When investing in foreign stocks, investors show a strong preference toward companies that have a physical presence in their home country, according to a study by a Georgia Tech College of Management researcher. The type of presence in question involves corporate operations or subsidiaries, not just exporting products somewhere.

"The idea of international investment is to diversify your portfolio globally," explains Qinghai Wang, associate professor of finance at Georgia Tech. "But you might not be truly doing that if you invest in companies strongly affected by your home economy – for example, diversifying in Japanese stocks but choosing companies like Toyota and Honda with a heavy U.S. presence."

Wang conducted the study, "Home Bias in Foreign Investment Decisions," with Dongmin Ke of Kean University and Lilian Ng of the University of Wisconsin-Milwaukee.

Published in the Journal of International Business Studies, the study shows that even mutual fund managers – professionals who might be expected to have a broader worldview – are prone to this "home bias." The researchers examined the U.S. equity holdings of more than 3,000 non-U.S.-based mutual funds from 22 developed and developing countries for the period 2001-2002. The study focused solely on the fund managers' foreign investments in the U.S. equity market.
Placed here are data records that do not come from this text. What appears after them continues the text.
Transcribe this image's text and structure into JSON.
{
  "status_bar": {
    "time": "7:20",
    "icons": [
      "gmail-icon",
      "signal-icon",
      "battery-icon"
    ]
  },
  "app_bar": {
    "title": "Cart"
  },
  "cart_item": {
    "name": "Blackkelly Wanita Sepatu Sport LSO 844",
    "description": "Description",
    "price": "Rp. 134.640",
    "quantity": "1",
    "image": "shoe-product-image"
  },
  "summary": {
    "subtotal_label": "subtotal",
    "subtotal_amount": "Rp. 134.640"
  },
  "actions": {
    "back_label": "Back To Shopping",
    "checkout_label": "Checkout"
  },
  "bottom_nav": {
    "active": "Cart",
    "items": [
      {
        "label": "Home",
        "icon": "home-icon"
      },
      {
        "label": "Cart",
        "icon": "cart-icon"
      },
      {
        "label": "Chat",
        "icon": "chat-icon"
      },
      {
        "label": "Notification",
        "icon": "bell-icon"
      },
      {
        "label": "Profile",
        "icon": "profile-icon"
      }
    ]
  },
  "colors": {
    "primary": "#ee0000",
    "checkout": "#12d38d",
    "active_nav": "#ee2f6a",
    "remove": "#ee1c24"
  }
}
"Fund managers who have different languages and cultural backgrounds and are located farther away from U.S. equity markets are more likely to invest in U.S. firms with local presence," write the researchers. "Fund holdings of such stocks, however, perform no better than a passive portfolio of all U.S. stocks with local presence, suggesting that the local presence of foreign firms does not provide significant information advantages to local fund managers."

In addition, the home bias shown by the study was independent of the global visibility of a firm. For instance, foreign investors still might be less likely to invest in a company as widely known as Coca-Cola if it didn't have an operational presence in their home country.

"Our evidence implies that firms could raise equity financing in the foreign markets by establishing a foreign presence in those markets, and policymakers could attract foreign investments in their domestic equity markets by encouraging domestic firms to expand internationally," write the researchers.